The continuing rise in medical costs has promoted calls for fundamental change of the nation’s health care systems. Some advocate greater governmental intervention to directly or indirectly control prices and utilization. Others believe greater free market competition in insuring those costs offers the most promising route. Still others believe that medical technology and innovation, greater advocacy of healthier lifestyles, promoting increased case management practices, and making further applications of information technology to the dissemination of effective medical advances and the paperwork “maze” for treatment and services will make the health care system considerably less costly.

Thus far, there appears to be no consensus about what the best solution to the rising price tag for health care might be. Given that uncertainty, it is likely that some combination of the various major policy prescriptions will evolve and be implemented as the cost pressures, both public and private, magnify in the years to come.


[1] As measured by the Consumer Price Index for All-Urban Consumers, Bureau of Labor Statistics, U.S. Department of Labor.
[2]Trends in the MCBS, 1992-2000, Center for Medicare and Medicaid Services.
[3]SeeMedicare Current Beneficiary Survey, Center for Medicare and Medicaid Services, and Older Americans 2000: Key Indicators of Well-being, Federal Interagency Forum on Aging-Related Statistics.
[4]Trends in the MCBS, 1992-2000, loc. cit.
[5]The Long Term Budget Outlook, Congressional Budget Office, December 2003.
[6]Trends in Medicare Expenditures and Financial Status, loc. cit. It should be noted that recent legislation raised the Part B deductible to $110 in 2005, and larger premiums for high-income enrollees will be phased in over a five-year period beginning in 2007.
[7] The Long Term Budget Outlook, CBO, loc. cit.
[8] See The 2004 Annual Report of the Board of Trustees of the Federal Hospital Insurance and Federal Supplementary Medical Insurance Trust Funds, Washington, D.C., March 23, 2004.
[9] The Long-Term Budget Outlook, loc. cit.
[10]The 2004 Annual Report of the Board of Trustees of the Federal Hospital Insurance and Federal Supplementary Medical Insurance Trust Funds, loc. cit.
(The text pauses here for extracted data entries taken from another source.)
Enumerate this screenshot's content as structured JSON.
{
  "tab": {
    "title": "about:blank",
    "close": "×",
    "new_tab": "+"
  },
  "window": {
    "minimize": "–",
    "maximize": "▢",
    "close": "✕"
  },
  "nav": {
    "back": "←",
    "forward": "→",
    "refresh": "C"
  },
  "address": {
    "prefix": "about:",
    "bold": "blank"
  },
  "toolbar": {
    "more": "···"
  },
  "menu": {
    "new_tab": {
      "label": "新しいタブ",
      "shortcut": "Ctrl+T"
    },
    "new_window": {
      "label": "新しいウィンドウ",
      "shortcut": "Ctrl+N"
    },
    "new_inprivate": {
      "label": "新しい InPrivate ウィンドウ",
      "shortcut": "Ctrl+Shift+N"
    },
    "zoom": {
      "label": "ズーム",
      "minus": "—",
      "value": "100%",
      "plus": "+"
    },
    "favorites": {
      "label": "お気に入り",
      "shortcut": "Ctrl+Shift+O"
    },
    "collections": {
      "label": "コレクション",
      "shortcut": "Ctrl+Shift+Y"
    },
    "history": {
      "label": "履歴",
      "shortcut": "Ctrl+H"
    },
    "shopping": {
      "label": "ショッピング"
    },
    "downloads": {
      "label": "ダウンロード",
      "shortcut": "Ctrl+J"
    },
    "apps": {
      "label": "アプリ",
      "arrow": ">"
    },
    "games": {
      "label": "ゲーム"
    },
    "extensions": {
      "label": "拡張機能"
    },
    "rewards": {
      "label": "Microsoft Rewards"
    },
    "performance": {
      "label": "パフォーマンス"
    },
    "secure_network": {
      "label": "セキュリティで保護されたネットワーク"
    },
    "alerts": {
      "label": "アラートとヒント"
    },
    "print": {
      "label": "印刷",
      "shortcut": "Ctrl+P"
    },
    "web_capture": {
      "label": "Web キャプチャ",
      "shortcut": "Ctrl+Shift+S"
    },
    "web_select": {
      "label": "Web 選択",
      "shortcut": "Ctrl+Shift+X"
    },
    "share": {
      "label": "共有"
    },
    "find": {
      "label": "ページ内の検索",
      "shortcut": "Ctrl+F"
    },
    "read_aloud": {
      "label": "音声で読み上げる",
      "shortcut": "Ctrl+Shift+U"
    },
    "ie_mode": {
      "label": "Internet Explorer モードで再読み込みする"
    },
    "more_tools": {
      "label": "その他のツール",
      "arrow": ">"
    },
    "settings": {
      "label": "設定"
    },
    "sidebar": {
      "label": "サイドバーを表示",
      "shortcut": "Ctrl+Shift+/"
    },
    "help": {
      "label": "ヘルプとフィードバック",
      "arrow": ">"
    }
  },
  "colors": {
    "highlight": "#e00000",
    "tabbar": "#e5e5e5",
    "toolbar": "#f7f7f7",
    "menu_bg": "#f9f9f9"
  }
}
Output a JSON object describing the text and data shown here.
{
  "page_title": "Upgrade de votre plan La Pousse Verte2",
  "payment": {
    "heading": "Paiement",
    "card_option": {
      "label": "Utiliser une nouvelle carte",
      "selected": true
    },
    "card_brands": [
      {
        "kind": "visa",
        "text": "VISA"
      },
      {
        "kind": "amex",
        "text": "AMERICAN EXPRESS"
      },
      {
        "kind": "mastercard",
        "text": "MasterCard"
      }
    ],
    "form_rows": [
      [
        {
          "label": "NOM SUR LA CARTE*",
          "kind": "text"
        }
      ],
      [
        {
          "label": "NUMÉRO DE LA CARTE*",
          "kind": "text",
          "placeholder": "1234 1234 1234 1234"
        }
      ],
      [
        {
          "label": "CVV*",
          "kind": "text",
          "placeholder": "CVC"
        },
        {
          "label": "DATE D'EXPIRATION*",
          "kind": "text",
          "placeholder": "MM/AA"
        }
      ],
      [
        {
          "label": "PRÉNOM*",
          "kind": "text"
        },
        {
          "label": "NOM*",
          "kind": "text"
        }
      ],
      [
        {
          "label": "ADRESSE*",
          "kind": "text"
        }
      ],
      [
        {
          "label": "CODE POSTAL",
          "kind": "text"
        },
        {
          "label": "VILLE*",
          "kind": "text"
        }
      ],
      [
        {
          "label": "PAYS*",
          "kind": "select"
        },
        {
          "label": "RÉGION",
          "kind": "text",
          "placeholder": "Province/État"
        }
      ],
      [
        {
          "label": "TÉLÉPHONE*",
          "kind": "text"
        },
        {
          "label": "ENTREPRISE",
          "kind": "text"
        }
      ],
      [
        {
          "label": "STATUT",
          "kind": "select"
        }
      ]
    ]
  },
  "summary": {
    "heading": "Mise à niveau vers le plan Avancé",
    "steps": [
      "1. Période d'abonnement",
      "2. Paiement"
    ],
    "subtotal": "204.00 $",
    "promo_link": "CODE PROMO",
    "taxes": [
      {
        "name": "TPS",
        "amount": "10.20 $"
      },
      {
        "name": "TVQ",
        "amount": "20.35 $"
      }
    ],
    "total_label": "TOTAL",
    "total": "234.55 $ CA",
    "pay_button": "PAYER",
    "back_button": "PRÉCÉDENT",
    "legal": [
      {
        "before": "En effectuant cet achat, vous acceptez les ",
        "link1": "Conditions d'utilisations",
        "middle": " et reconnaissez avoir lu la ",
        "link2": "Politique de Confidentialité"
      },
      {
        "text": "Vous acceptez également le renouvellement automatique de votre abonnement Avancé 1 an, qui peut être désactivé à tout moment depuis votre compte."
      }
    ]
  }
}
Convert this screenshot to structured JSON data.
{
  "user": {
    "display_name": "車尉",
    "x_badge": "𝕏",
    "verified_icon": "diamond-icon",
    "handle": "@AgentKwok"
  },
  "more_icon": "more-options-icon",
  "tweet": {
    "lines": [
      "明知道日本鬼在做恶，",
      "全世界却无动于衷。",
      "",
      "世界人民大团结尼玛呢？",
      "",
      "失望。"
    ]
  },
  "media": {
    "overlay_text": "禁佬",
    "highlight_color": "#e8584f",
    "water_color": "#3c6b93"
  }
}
Hospital Insurance (HI) is Part A of Medicare; Supplementary Medical Insurance (SMI) is made up of the traditional Part B and the new Part D prescription drug benefit.
[11]Health Care Costs, National Coalition on Health Care, 2004.
[12] Cost of Health Insurance, Employer Health Benefits: 2004 Annual Survey,Kaiser Family Foundation.
[13] A study by the Washington Business Group on Health, representing nearly 200 major employers, found that 80 percent of employers offering employee health insurance planned to increase co-payments or cost sharing in 2003, compared with 65 percent who answered that way in 2001. In a more recent study, the group found that 57 percent planned to increase cost sharing for 2004. (Martinez, As Health Costs Increase, Workers Must Pay More,” Wall Street Journal , June 16, 2003.) A New York Times article reported that “After corporate income taxes, employee benefits are the second largest structural cost for American manufacturers, adding 5.8 percent to costs.” (Daniel Gross, Whose Problem is Health Care, The New York Times, February 8, 2004.)